Avec L'Angoisse de l'ingénieur, texte à valeur de manifeste, Ernst Bloch démontre le piège que l'homme se tend à lui-même. Sentiment en vérité archaïque, l'angoisse trouve une forme nouvelle dans la quête perpétuelle d'un accès à l'inconnu, dont on ne peut mesurer encore les conséquences. De cette tension naît l'angoisse, autrefois reliée à l obscure et toute-puissante magie, mais dont les effets de la technique perpétuent le sentiment de terreur. L'antique démonisme n'est jamais loin, lorsque l'ingénieur freine en dernier ressort son avancée.
Ernst Bloch part non du point de vue de la technique mais de celui des fantômes et autres démons, ou plutôt de la croyance en leur existence. Monde chassé par les Lumières mais plus encore par la lumière artificielle, dont nulle magie n'émane plus. En bannissant les ombres et la présence de recoins sombres dans les maisonnées, l'ampoule électrique a écarté jusqu'à l'éventualité de la présence des esprits. Mais la technique ne peut rien, pour autant, contre les heures sombres que connaît alors l'Allemagne...

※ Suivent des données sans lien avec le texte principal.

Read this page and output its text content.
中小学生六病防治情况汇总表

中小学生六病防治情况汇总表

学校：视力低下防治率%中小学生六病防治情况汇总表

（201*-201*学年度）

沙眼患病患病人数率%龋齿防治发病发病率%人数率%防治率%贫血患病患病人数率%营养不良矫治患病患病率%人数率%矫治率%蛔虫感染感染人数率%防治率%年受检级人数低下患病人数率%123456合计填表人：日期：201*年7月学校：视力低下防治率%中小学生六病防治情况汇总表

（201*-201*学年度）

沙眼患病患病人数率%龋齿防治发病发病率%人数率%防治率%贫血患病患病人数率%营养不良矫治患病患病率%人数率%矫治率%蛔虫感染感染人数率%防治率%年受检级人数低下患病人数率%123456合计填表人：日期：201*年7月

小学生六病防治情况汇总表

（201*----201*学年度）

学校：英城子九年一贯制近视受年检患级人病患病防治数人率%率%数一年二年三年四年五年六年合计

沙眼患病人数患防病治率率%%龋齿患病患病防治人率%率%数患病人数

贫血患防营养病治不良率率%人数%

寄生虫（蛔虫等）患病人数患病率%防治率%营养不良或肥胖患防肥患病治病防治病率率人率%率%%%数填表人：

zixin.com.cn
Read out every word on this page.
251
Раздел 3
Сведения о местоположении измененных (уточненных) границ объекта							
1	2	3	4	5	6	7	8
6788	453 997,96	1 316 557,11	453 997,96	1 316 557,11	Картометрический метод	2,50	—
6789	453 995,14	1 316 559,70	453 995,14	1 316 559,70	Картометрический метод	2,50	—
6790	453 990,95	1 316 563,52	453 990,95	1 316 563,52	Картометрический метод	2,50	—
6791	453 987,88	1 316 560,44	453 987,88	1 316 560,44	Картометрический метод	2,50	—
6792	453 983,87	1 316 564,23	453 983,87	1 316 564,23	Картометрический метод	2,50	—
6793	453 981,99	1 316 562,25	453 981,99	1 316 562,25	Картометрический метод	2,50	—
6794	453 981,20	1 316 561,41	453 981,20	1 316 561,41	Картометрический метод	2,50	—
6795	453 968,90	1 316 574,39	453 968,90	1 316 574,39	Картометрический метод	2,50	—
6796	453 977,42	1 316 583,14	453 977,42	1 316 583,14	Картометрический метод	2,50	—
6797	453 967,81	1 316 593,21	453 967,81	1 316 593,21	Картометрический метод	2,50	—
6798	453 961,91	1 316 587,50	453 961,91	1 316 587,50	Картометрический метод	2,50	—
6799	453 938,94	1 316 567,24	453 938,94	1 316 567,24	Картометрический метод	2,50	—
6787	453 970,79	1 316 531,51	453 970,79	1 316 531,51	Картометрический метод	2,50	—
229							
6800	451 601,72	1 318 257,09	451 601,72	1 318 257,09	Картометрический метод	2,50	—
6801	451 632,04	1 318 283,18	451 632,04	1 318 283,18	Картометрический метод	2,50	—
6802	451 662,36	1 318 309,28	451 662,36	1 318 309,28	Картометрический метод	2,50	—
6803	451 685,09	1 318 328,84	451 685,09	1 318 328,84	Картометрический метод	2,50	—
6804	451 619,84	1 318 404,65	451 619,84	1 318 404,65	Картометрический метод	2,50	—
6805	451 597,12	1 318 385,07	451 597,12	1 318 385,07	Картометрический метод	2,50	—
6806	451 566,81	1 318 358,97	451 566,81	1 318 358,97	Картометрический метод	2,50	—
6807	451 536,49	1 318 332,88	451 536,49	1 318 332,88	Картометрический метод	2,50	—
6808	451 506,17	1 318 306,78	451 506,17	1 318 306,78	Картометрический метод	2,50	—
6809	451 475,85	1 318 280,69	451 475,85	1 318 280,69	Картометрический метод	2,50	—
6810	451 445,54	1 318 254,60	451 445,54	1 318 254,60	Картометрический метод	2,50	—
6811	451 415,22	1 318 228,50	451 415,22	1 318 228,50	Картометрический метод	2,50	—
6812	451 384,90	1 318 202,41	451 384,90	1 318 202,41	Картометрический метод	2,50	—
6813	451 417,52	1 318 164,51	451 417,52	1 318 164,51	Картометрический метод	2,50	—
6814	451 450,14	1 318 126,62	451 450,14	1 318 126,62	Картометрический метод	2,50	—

Bloch réhabilite ce que la raison, marxiste entre autres, a voulu condamner : l'existence du mythe. Il défend les archétypes tels qu'ils peuvent apparaître dans les contes, où toute hiérarchie sociale se voit bousculée. De ce pas, il met en garde contre la mécanique, qui gomme la lumière du rêve, alors que le moment utopique y reste encore tapi.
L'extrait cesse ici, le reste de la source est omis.